There’s a thought provoking meme doing the rounds online that basically says, “Imagine for a second that trees gave off Wi-Fi signals, we’d be planting trees everywhere and we’d probably go a long way to saving our planet, too. Too bad they only produce the oxygen we breathe and not just sit there looking pretty.” The sad thing about this meme is that it’s true – we place more value on the strength of our Wi-Fi signal than on the health of our ecosystems. But people are starting to wake up to the fact that Mother Nature matters, and a recent initiative by Sacramento’s City Council aims to protect the city’s urban forest.
The goal of the new ordinance is to allow for better management of the Sacramento’s trees, both on public and private property.

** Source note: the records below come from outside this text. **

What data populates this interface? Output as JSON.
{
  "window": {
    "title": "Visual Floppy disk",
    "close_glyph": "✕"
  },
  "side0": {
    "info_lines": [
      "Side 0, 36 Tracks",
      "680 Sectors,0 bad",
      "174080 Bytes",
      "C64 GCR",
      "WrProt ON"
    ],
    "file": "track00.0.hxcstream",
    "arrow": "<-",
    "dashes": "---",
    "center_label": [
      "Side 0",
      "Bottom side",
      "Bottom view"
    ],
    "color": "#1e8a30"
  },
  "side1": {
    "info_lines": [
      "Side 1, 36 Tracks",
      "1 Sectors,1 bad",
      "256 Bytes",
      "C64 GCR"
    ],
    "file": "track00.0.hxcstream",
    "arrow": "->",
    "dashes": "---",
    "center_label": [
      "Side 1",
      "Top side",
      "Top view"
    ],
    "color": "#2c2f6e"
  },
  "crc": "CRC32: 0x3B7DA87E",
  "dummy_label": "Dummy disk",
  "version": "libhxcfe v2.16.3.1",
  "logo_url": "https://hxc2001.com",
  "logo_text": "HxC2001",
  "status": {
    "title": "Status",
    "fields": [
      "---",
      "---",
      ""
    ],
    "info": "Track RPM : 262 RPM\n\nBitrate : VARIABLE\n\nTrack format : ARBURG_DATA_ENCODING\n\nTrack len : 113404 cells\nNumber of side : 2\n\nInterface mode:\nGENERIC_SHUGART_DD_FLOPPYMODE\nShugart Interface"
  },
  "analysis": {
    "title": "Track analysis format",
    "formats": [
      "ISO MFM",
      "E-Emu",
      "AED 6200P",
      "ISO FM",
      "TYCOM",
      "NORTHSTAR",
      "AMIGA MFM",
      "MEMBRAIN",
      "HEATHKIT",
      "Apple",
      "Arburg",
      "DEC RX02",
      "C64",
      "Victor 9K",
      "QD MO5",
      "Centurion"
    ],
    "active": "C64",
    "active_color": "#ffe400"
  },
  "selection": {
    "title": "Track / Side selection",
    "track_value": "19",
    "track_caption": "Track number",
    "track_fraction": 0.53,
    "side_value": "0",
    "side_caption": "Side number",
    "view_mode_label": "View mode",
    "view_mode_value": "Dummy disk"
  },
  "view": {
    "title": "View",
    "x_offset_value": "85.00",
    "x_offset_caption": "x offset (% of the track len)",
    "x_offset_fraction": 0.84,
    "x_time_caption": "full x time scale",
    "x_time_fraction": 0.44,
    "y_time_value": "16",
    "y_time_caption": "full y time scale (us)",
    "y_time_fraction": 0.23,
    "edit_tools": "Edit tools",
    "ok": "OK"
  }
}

Until recently, property owners or developers could remove trees of any age without getting prior approval. Now that the trees have been recognized as an integral part of the city’s infrastructure, and that our urban forest is just as important a feature of the city as anything else, it makes sense to preserve them.
All future tree removals in Sacramento will require the property owner to post notice 15 days in advance of a protected tree being removed, or even if they plan on topping a protected tree. The ordinance also states that any tree infected with Dutch Elm disease must be dealt with promptly to prevent spread of this fungal disease, which can quickly reduce the number of health elms in any area to zero. It’s worth bearing in mind that Dutch Elm disease was responsible for the destruction of almost all elm trees in the southern counties of the United Kingdom.
If property owners or developers fail to follow the city’s new ordinance they can face fines of between $250 and $25,000 per day for each incident of a tree being removed without proper approval. This will give developers more transparency on where, when and how they can conduct certain types of construction work, while preserving the city’s natural habitat.
A critically important part of the new ordinance is that it provides funding for the replanting of older trees which have been removed. So although it takes time for new trees to grow, at least they will actively contribute to the reduction of pollution in Sacramento, especially their ability to convert carbon dioxide to breathable oxygen.
The urban forest within Sacramento does far more than just keep our neighborhoods looking good because these trees are literally the lungs of our city, and allowing them to be removed would not only be detrimental to the beauty of our city, but could also have long-term health implications for future generations. As the population of our planet continues to grow, it’s now more important than ever before to retain and nurture the green spaces left within our city limits.